Oh, snap! We've thrown out the z's and discovered our third and final equation.

Now it's time to put on our detective goggles again and analyze the situation. We now have three fresh equations:

3y + 2z = 3 (from eliminating x)
-4x - 4y - 2z = -8 (from eliminating y)
4x + y = 5 (from eliminating z)

Now, it's time for the grand finale! We can solve this system of equations using various methods, such as substitution or matrix methods.

But, hey, since we're all about the fun and humor, let's leave the final answer up to you! Solve these equations, and may the math gods be ever on your side, my friend! Good luck!

To solve the system of equations by elimination, we want to eliminate one variable at a time by adding or subtracting equations. Here's the step-by-step process:

Step 1: Choose a variable to eliminate. In this case, let's eliminate the variable "x."

Step 2: Multiply the first equation by 2 and the second equation by -2 to make the coefficients of "x" opposite in sign.
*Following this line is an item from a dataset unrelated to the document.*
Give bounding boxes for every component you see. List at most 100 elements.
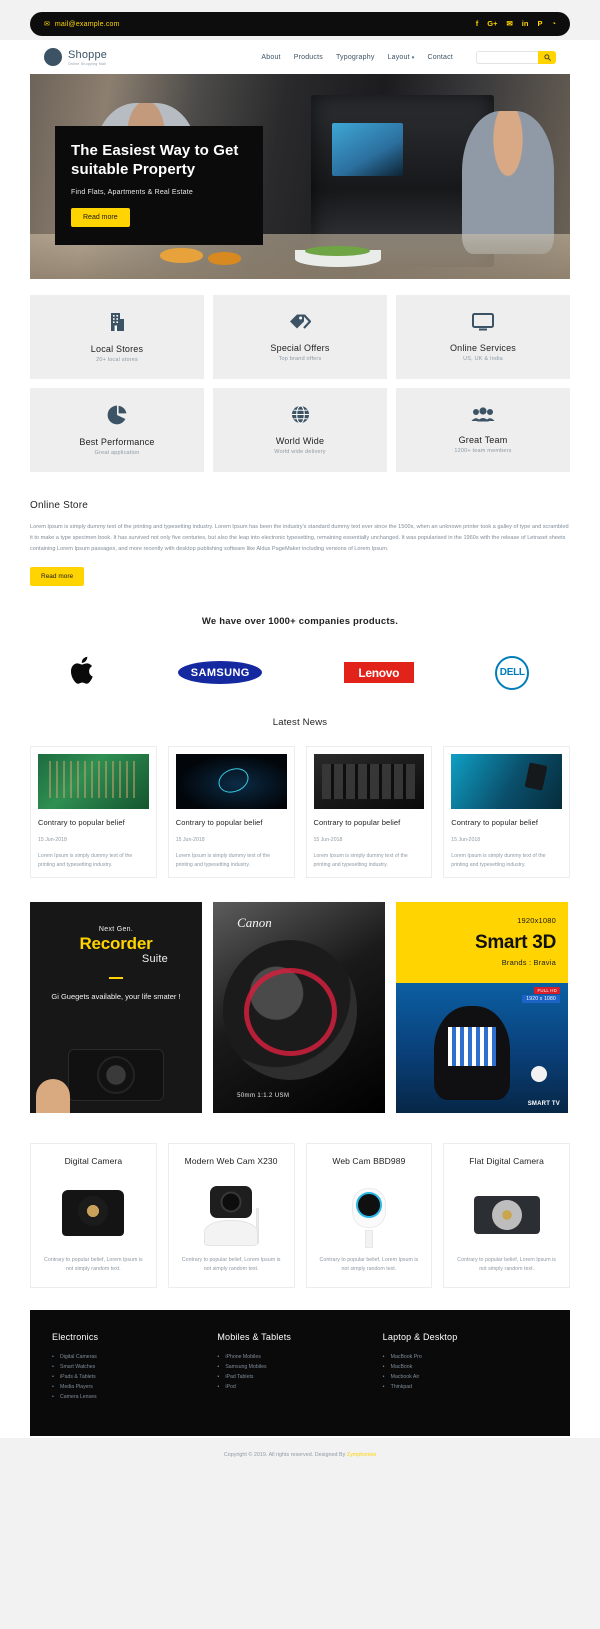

-2x + 2y + 3z = 0 (equation 1)
-2(-2x - y + z) = -2(-3)
4x + 2y - 2z = 6 (equation 2)

Step 3: Add equation 1 and equation 2 together to eliminate "x."

(-2x + 2y + 3z) + (4x + 2y - 2z) = 0 + 6
2y + z = 6 (equation 3)

We have eliminated the variable "x" and obtained a new equation (equation 3) involving only "y" and "z."

Step 4: Now we need to eliminate another variable. Let's eliminate "y" using equations 1 and 3.

Multiply equation 1 by -2 and equation 3 by 2 to make the coefficients of "y" opposite in sign.

-2(-2x + 2y + 3z) = -2(0)
4x - 4y - 6z = 0 (equation 1, multiplied by -2)
2(2y + z) = 2(6)
4y + 2z = 12 (equation 3, multiplied by 2)

Step 5: Add equation 1 and equation 3 together to eliminate "y."

(4x - 4y - 6z) + (4y + 2z) = 0 + 12
4x - 4z = 12 (equation 4)

Now we have obtained a new equation (equation 4) involving only "x" and "z."

Step 6: Finally, we solve equations 4 and 3 simultaneously to find the values of "x," "y," and "z."

4x - 4z = 12 (equation 4)
2y + z = 6 (equation 3)

We can solve equation 3 for "y" in terms of "z":

2y = 6 - z
y = (6 - z)/2

Substitute this expression for "y" in equation 4:

4x - 4z = 12
4x - 4z = 12
4x - 4(6 - z)/2 = 12
4x - 2(6 - z) = 12
4x - 12 + 2z = 12
4x + 2z = 24

Now we have a simplified equation for "x" and "z."

To solve for "x," we can first isolate it:

4x = -2z + 24
x = (-2z + 24)/4
x = (-z + 12)/2

So the solution to the system of equations is x = (-z + 12)/2, y = (6 - z)/2, and z can take any value.